China has set a GDP target that is the lowest it has been in decades. Premier Li Keqiang warned of a “grave and unclear” future on Saturday, citing the coronavirus, a property collapse, and concern over the Ukraine war as reasons. In his speech opening the annual session of China’s rubber-stamp parliament, Li stated an exceptionally low aim of roughly 5.5 per cent, the lowest since 1991.
In Beijing’s cavernous Great Hall of the People, Li told roughly 3,000 members of the National People’s Congress (NPC) that the world’s second-largest economy “would face many more risks and obstacles, and we must keep going to conquer them.” As per his speech, which is China’s version of an annual state of the nation address, the goal was set to preserve stable employment, provide basic living necessities, and “protect against hazards.”
In China, where the ruling Communist Party has staked its legitimacy on stable economic growth and rising living conditions, the growth objective is rigorously monitored. If economic growth slows too much, the party is concerned about social unrest among the country’s large population.
– Stability is a “top priority” – Li emphasized that economic stability must be a “top priority.”
The annual parliament session is a whole week of highly choreographed sessions that sets out the party’s political ambitions, economic expectations, and foreign policy aims, and this year’s version comes in a year when President Xi Jinping wants to consolidate his grip on power even further.
Prior sessions have seen high-profile legislation introduced, such as Hong Kong’s severe national security law and reversals of the country’s one-child policy, but no major legislation is expected this year.
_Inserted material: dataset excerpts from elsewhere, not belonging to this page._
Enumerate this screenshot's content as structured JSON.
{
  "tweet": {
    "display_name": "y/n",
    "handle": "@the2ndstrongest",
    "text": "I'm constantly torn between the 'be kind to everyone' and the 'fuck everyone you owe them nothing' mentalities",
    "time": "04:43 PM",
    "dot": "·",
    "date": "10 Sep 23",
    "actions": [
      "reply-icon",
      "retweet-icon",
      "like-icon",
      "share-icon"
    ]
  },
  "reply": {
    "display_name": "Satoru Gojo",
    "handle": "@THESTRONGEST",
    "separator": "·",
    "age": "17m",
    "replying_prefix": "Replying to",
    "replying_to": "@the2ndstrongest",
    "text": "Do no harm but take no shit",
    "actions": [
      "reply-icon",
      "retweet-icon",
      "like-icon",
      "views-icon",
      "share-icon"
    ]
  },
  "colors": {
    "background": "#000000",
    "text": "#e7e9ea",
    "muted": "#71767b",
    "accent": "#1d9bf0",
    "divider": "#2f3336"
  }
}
China’s economy is slowing down significantly in recent years, compared to previous boom decades, when annual increase topped 10%.
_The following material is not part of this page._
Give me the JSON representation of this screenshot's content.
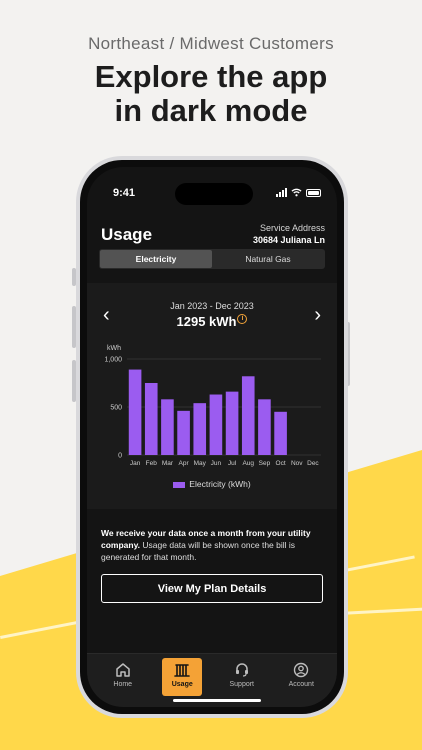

A cascading property market fall, regulatory crackdowns on the property, IT, and banking sectors, and virus outbreaks resulting in suffocating containment measures have all hammered it recently. Last year, China’s economy, a crucial engine of global growth, easily exceeded the official target of at least 6% growth, growing by 8.1 per cent, albeit it slowed significantly in the second half.
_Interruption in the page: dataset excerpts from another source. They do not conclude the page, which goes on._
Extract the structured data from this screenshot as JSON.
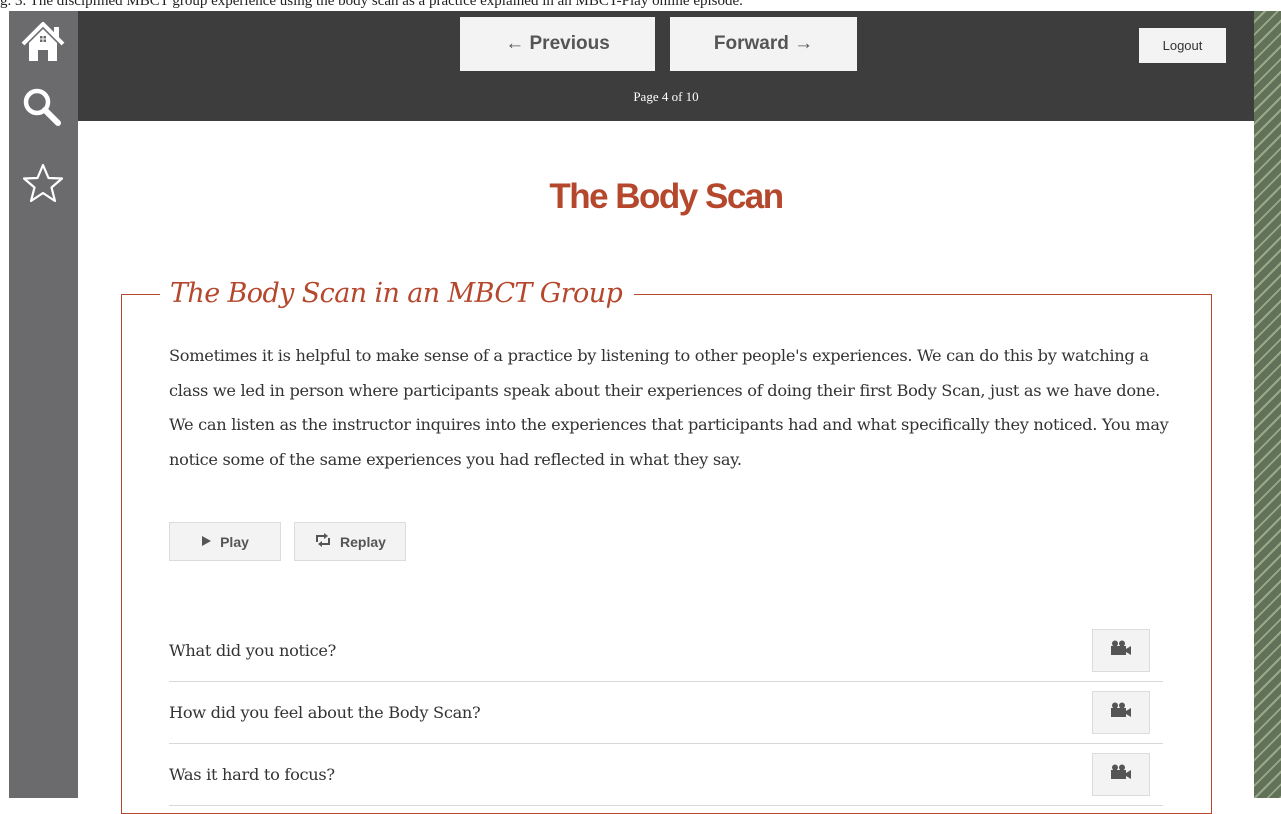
{
  "top_text": "g. 3. The disciplined MBCT group experience using the body scan as a practice explained in an MBCT-Play online episode.",
  "sidebar": {
    "home_icon": "home-icon",
    "search_icon": "search-icon",
    "favorites_icon": "star-icon"
  },
  "header": {
    "previous_label": "← Previous",
    "forward_label": "Forward →",
    "page_indicator": "Page 4 of 10",
    "logout_label": "Logout"
  },
  "page": {
    "title": "The Body Scan"
  },
  "section": {
    "heading": "The Body Scan in an MBCT Group",
    "body": "Sometimes it is helpful to make sense of a practice by listening to other people's experiences. We can do this by watching a class we led in person where participants speak about their experiences of doing their first Body Scan, just as we have done. We can listen as the instructor inquires into the experiences that participants had and what specifically they noticed. You may notice some of the same experiences you had reflected in what they say.",
    "play_label": "Play",
    "replay_label": "Replay",
    "play_icon": "play-icon",
    "replay_icon": "replay-icon",
    "questions": [
      {
        "text": "What did you notice?",
        "icon": "video-camera-icon"
      },
      {
        "text": "How did you feel about the Body Scan?",
        "icon": "video-camera-icon"
      },
      {
        "text": "Was it hard to focus?",
        "icon": "video-camera-icon"
      }
    ]
  },
  "colors": {
    "accent": "#b5472d",
    "sidebar": "#6b6b6e",
    "topbar": "#3d3d3d",
    "button_bg": "#f3f3f3",
    "stripe": "#627258"
  }
}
China’s “zero-Covid” policy has mostly confined the virus and allowed the economic activity to continue, but consumer demand has been affected in recent months by a series of outbreaks and extensive containment measures.
Beijing’s efforts to rein in excessive debt and widespread consumer speculation have weighed in as well. On Saturday, the administration said that China’s defence expenditure, which is the world’s second-largest behind the United States, will rise by 7.1 per cent this year to 1.45 trillion yuan ($230 billion), in line with recent years. China has spent billions of dollars to modernize its massive military into a force that can compete with the US and other Western powers.
In the run-up to the autumn party conference in 2022, the mantra will be “stability, stability, stability,” according to Yuen Yuen Ang, author of “China’s Gilded Age.” Last year, a significant resolution on China’s history was enacted to bolster Xi’s hold on power by enshrining his vision for the country. “President Xi is on a mission to redefine China’s definition of progress, as well as the basis for the Party’s legitimacy,” she continued.